J.K. It might be easier to comment on the fleet’s different approaches. This is very much depending on the strategy for the Vendée-Globe. There are two types of foils, the curved-circular ones optimised for downwind VMG and the more all-around ones, with a vertical tip on a more horizontal shaft. The skipper plays an important role in this decision, depending on his vision on how to sail these foilers.
TYD: Did you develop a safety system to tackle the risk of the foils striking floating objects?
G.V. I would like to but it is beyond my abilities! We did have a thermal imaging camera on the mast head aboard Safran (the first foiling IMOCA penned by VPLP and Verdier in 2015, ed.’s note). That is a huge risk!
J.K. The designers of Juan Yacht Design are not directly involved in this one part. In our case, the decision is taken by each team to find the right balance.
TYD: What do you think the next evolution of the IMOCA will be?

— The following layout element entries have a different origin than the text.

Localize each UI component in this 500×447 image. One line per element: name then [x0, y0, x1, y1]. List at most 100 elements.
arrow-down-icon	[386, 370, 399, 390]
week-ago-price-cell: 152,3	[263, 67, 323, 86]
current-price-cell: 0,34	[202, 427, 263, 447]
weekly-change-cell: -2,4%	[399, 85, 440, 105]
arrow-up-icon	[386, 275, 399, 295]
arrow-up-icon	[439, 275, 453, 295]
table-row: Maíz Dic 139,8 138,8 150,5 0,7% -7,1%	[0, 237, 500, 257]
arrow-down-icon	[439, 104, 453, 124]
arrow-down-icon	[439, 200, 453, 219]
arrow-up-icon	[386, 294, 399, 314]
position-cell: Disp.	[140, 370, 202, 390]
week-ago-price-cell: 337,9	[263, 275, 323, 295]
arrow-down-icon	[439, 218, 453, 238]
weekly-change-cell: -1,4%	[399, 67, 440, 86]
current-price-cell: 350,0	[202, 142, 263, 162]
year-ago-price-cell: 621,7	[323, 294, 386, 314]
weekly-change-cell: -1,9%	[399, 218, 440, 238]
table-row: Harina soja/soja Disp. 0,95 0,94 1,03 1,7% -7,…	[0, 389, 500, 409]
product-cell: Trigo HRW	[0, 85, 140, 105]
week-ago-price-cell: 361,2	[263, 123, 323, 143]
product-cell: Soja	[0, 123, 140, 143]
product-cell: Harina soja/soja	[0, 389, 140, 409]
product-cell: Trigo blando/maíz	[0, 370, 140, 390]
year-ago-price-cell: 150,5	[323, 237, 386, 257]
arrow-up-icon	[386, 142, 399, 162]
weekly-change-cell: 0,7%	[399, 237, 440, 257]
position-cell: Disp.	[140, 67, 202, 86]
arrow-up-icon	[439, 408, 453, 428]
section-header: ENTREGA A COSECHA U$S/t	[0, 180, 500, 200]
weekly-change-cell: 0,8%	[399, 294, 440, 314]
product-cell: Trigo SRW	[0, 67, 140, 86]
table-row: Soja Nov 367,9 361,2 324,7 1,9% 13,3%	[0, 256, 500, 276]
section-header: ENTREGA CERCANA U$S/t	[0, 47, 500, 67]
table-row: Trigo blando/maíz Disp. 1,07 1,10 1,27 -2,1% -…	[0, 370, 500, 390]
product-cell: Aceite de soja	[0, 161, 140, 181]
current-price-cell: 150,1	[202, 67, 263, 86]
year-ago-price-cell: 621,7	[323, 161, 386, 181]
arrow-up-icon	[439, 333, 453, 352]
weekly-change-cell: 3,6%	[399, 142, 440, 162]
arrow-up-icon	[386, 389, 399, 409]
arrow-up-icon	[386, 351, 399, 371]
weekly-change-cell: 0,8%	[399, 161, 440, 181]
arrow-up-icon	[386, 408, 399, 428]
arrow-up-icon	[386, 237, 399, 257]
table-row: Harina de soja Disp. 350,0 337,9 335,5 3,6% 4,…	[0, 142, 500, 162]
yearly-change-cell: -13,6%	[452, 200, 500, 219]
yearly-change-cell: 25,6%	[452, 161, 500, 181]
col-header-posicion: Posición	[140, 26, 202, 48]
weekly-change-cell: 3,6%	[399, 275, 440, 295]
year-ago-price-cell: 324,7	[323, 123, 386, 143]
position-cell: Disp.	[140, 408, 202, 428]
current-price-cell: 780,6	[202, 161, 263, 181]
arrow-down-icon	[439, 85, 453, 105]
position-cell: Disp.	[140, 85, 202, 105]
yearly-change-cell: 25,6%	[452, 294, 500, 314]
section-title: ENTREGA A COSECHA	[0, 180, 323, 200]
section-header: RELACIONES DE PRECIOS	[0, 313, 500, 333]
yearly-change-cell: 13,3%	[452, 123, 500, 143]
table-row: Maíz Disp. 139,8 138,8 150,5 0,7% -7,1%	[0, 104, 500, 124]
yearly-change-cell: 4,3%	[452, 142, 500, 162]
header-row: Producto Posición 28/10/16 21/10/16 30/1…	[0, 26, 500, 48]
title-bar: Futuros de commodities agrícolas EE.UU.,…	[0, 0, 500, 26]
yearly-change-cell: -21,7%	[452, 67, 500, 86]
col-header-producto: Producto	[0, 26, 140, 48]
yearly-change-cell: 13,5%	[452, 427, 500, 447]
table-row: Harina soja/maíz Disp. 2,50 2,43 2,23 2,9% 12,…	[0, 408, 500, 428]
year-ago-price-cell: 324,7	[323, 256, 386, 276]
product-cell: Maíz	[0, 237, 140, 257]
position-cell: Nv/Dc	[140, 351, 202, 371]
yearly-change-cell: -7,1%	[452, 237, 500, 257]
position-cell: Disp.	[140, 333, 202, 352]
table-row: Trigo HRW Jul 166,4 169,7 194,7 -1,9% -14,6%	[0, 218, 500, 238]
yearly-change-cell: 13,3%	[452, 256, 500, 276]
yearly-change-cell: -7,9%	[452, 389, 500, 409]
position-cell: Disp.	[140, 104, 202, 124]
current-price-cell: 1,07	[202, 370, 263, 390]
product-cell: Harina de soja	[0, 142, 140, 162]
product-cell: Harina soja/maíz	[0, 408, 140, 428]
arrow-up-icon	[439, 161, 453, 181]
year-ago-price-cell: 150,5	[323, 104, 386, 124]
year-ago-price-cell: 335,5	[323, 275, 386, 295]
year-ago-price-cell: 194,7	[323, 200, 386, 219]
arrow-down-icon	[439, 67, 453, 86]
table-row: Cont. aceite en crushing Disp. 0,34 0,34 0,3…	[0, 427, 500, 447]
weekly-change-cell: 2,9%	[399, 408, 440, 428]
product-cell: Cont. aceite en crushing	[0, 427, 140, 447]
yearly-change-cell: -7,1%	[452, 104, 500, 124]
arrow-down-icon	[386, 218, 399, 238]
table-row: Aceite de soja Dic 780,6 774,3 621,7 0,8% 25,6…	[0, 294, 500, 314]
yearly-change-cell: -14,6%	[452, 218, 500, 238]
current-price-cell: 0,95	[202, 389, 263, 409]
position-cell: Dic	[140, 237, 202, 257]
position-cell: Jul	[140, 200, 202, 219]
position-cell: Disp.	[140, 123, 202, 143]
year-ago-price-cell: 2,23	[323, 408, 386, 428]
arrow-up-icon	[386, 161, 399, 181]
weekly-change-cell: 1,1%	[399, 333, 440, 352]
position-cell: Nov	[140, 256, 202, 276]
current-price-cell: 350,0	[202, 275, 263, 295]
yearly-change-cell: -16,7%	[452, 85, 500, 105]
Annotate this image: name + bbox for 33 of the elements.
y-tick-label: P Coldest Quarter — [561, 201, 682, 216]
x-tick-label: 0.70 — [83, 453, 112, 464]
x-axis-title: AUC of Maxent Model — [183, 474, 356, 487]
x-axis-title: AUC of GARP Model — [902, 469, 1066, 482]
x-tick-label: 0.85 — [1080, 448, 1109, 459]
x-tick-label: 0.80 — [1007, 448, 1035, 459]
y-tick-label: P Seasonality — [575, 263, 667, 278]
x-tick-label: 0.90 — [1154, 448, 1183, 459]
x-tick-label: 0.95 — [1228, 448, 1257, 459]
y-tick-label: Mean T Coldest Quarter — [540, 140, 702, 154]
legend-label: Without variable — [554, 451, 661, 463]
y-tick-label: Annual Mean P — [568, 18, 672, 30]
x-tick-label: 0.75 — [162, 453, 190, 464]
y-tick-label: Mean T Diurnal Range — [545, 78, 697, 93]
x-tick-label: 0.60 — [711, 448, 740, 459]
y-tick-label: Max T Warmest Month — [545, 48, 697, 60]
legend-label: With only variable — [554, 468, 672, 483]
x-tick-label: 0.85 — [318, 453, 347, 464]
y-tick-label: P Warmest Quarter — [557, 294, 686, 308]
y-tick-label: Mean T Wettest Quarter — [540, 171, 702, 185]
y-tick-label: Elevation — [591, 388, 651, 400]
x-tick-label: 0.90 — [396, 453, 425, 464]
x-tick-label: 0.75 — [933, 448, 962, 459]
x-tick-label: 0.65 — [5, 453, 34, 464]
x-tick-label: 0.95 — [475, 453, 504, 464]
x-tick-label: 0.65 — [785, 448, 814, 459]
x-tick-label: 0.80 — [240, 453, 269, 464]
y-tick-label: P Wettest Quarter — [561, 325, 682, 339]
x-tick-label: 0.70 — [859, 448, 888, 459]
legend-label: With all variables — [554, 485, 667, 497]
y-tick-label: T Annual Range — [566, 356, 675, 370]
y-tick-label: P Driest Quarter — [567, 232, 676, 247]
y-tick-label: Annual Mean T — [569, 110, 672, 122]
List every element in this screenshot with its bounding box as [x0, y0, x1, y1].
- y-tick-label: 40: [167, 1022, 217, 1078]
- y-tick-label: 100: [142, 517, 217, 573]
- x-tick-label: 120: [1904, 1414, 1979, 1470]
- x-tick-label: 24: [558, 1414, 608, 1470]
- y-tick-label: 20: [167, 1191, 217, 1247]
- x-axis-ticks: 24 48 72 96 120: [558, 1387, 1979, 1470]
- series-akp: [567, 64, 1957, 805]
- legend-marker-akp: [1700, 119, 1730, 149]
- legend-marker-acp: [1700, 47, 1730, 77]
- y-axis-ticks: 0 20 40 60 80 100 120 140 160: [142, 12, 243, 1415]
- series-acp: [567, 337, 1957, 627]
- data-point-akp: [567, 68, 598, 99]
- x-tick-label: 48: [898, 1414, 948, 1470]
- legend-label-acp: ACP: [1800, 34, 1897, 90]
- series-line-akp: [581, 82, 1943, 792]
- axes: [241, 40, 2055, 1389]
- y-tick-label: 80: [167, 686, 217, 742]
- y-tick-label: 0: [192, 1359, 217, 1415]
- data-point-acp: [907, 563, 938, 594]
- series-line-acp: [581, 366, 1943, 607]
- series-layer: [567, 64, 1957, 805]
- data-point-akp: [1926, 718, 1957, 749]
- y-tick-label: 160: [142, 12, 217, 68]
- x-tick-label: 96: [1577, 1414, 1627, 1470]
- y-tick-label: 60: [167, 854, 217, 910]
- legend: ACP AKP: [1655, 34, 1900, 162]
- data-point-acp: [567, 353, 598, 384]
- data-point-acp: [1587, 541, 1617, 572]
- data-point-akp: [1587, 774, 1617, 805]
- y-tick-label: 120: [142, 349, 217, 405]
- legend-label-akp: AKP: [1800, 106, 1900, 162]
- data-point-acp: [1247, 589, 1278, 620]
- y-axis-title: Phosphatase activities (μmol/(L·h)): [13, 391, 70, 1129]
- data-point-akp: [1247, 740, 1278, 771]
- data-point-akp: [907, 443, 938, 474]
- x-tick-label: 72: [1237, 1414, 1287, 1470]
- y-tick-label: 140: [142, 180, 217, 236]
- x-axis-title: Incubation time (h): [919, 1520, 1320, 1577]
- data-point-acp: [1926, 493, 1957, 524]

V.L.P. The next IMOCAs should, if the class rule permits it, have lift planes under the rudders (T-foils, ed.’s note) to help with control when foiling. The crew and working areas will be more protected than ever and the manoeuvres on deck increasingly infrequent.
G.V. We really miss the T- rudders. Right now it is like trying to pilot a plane without any tail assembly to stabilise it in flight. It is a real pity. We would be six knots faster and it would be less dangerous.
J.K. Two elements will be fundamental. First, T-rudders with flaps for much better control in flying mode. Then, secondly, to authorise more freedom in foil control, even if the systems will be more expensive, they will give teams an efficient way to find the right balance without changing foils, which is far more expensive.